The site uses Amazon affiliate links.
There have been a few similar projects [1] [2] which create lists from links to Amazon and other stores. MFF differs by only using data from Ask HN threads about books and using book titles (or acronyms like GEB or SCIP) since most comments on those threads don’t include links. More about the data can be found on the About page.
This is also my first Elixir + Phoenix project, which was a joy to use once I got moving.
Hopefully that makes most of the bookmarking easier. I'll work on a solution for other pages later today!
I don't always remember to do this though so that's why getting these review recommendations from GoodReads (for example) would be ideal.
For example, parts of Thinking Fast and Slow have widely been discredited and the author has walked back claims. But you wouldn't know that from the book or its popularity.

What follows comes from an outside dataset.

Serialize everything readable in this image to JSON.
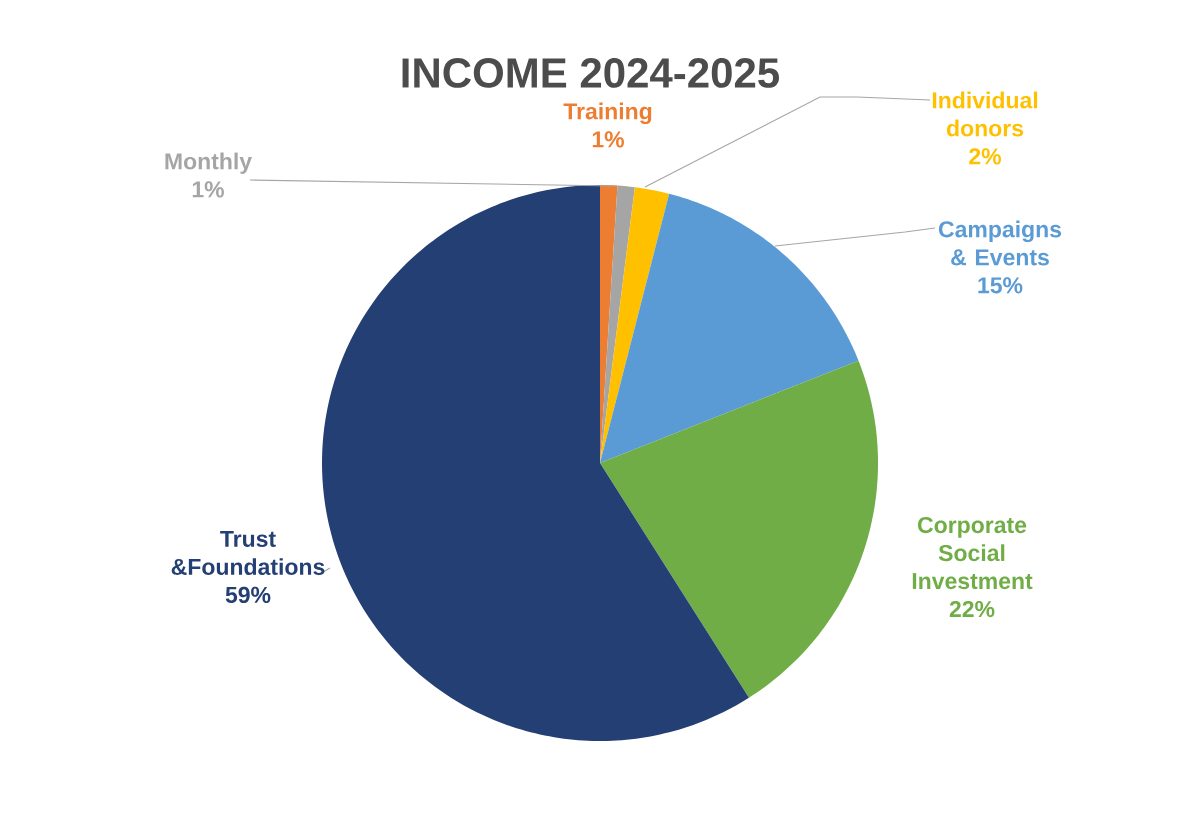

Curious what's different under the hood.
Tangentially related, it would be interesting to require book recommendations to always come with anti-recommendations, i.e. which books not to read. Often, I feel like there's a bias towards recommending books, after oneself committed to reading them. If I were asked to list the top 50% of books I've read (without counting), I'd probably list more than 50% of books I read.
This also seems useful at aggregating different perspectives on the same book depending on the context of the thread it was mentioned in.
Have a few books on the way now :)
How is the site itself built? Is it a static page or do you have some sort of backend?
I did something very similar for a local podcast that gives book/movie/music/etc recommendations a while ago: https://enpassant.tk/ . It is statically-built with Ruby.
The site is a Phoenix app (Elixir's popular web framework) with PostgreSQL. The pages are just Phoenix templates and I let Cowboy, the default HTTP server for Phoenix, serve the app directly... so it's not sitting behind NGINX or any similar web server that's frequently used as a reverse proxy.
I used Bulma as for the CSS, just to try something I haven't used before.
The only line of JS is in the dropdown menu's onChange tag, to submit the "form" when you select a book category.
I like the UI on En Passant! Really clean - great use of icons so I know what the media type is at a glance as I scroll.
In this page https://www.ycombinator.com/legal/ under the Intellectual Property Rights is written:
Except as expressly authorized by Y Combinator, you agree not to modify, copy, frame, scrape, rent, lease, loan, sell, distribute or create derivative works based on the Site or the Site Content, in whole or in part, except that the foregoing does not apply to your own User Content (as defined below) that you legally upload to the Site.
I really wonder if I need to ask for permission from each website about showing some text from their website into mine?
On those pages, books aren't ranked in any particular order, other than trying to pull attention to some slightly buried books that I do personally recommend. I'd love to hear, are there any books you'd add to those pages?
The "Oddities and fun" page is simply a collection of books from my notes that stuck out as interesting while I manually approved all parsed comments and book mentions.
I will however complain that I shouldn't have to recaptcha myself if I took the time to enter my email address, find the email, and click confirm for it. What benefit is there to recaptcha-ing that?
My complaint is in hopes that they will remove that recaptcha for other users who happen to like their privacy and don't let their browser sell everything to mailchimp.
Edit: I will correct myself in that it looks like they may not have a choice according to https://mailchimp.com/help/about-recaptcha-for-signup-forms/
Testing an email alias of mine in incognito mode _looks_ like it's gone for me. Thanks again for bringing this up.
[0] https://mailchimp.com/help/about-recaptcha-for-signup-forms/...
Edit: It no longer recaptchas me, thanks!
Clicking on the confirmation is only proves that you own that email. I could easily automate all of the steps that you said except captcha.
So now a robot is on a mailing list. Why is that a bad thing? You may only want human eyeballs I suppose if you were somehow making a profit off knowing your audience was all humans a la broadcast radio advertising rates based on estimated audience size, but OP is using amazon affiliate links, not ads, so that argument is out of scope?